In today’s interconnected and SaaS driven world, authentication isn’t as simple as it used to be. We’ve all experienced some sort of a breach where a password or key has been compromised - many times from an external service. Inevitably, in order to authenticate we have to provide a “credential” somehow and this opens an avenue for attack or compromise.
“Back in the day” we all used usernames and passwords to authenticate. “Good” security was never reusing passwords across services, rotating passwords frequently to mitigate undetected breaches, and generating a password complex enough that it couldn’t be brute-forced in a reasonable amount of time. We just had to make sure our password database was encrypted with non-reversible techniques and our users didn’t write their password on sticky notes under their keyboard.
Today is considerably different. Processing power is putting even the most robust encryption schemes under threat, password databases can be brute-forced far faster than we ever considered possible, and we never got to the mythical “paperless office” where users wouldn’t have access to sticky notes. To make matters worse, we now have a far more interconnected SaaS world where a user is authenticating to systems all over the place and can easily be tricked into providing their credentials to a 3rd party. In short, it’s really hard to keep credentials out of the hands of bad actors.
So what do we do? We implement MFA and password leak monitoring (haveibeenpwned, etc.) to mitigate the impact of leaked credentials, centralise authentication with SSO to limit the number of credentials involved (and keep credentials from passing through 3rd party systems), and make it easier on users by only requiring a password change when there’s a reason (it’s better than having their password be “mypassword1” then “mypassword2, etc.) None of these are particularly great. Some MFA techniques (email, sms) are susceptible to MITM and redirection attacks, password leak monitoring mostly lets you know you’ve got a bigger problem, and post-it notes under keyboards are still a thing.
The best option would be if nobody had the credentials - not our authentication database, not the services we subscribe to, not even us or our users. The problem isn’t MFA, the problem is the password itself. It’s time we held a funeral for the venerable password and move on to better things.
Now, imagine a world where your user database could be posted publicly without compromising security? A world where MFA is handled without the user ever realizing it. A world where we visit the grave of the humble password with fondness, but not regret. This is the promise of password-less authentication.
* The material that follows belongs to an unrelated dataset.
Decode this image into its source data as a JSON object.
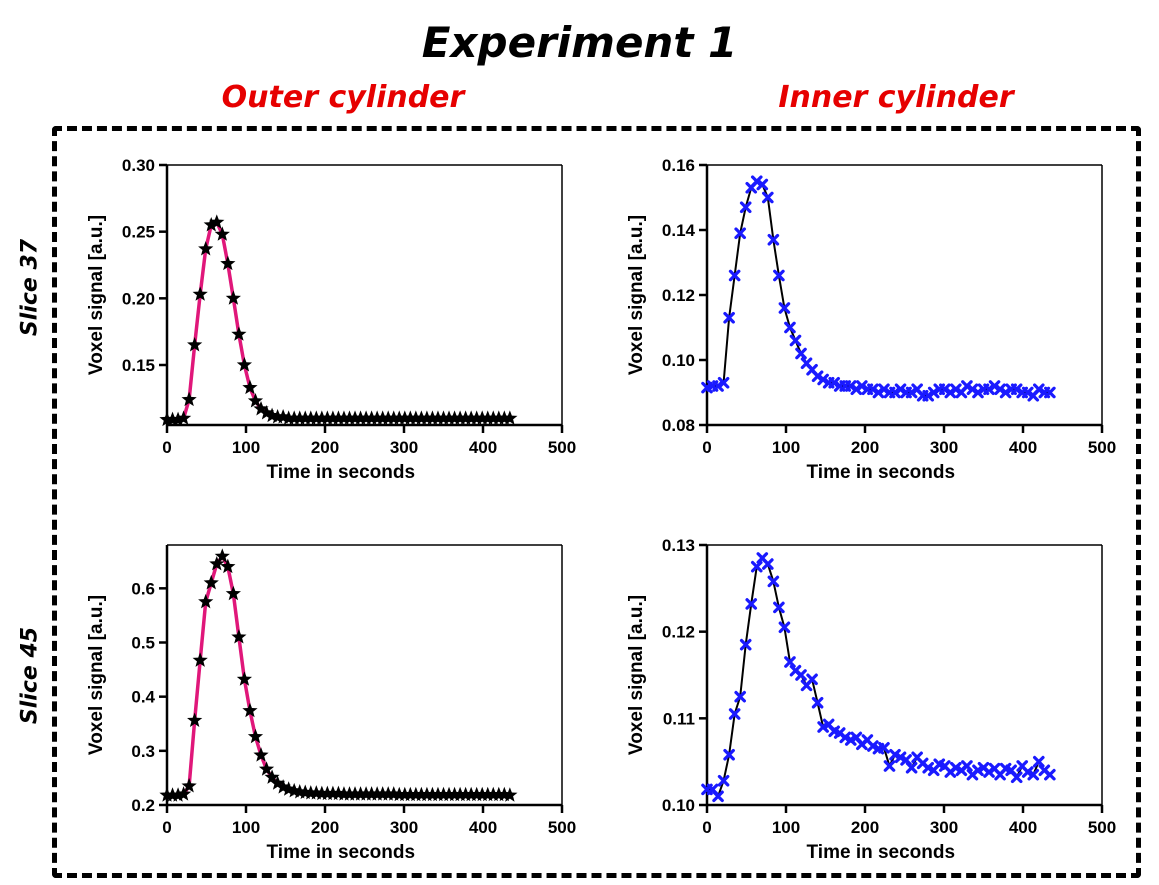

And it’s possible today.
FIDO2, aka WebAuthn and CTAP, provide this ideal world by relying on dedicated hardware in the user’s physical control (the TPM in their computer, the security chip in their phone, etc.) to authenticate the user and maintain a per-service public/private keypair. All your password database contains is the public certificate. The private cert (that’s unique per credential so even that public cert isn’t shared across services) never leaves the dedicated hardware. The user goes to the login page, puts in their username and is prompted to perform their local device authentication procedure (scans fingerprint, uses face-id, users unlock pin, etc.) and they’re in. No passwords, no authenticator app, nada.
What about MFA? Well, it just happened! They proved they have something (their computer) and they know/are something (unlock procedure). Even if they still insist on putting their local credentials on a post-it note, the credentials used to authenticate to corporate services are permanently tied to their device AND NEVER LEAVE IT. They can’t be stolen short of stealing the device itself, which would hopefully be immediately noticed.
Thoughts? Are you considering a password-less future for your organization? Do you have reservations?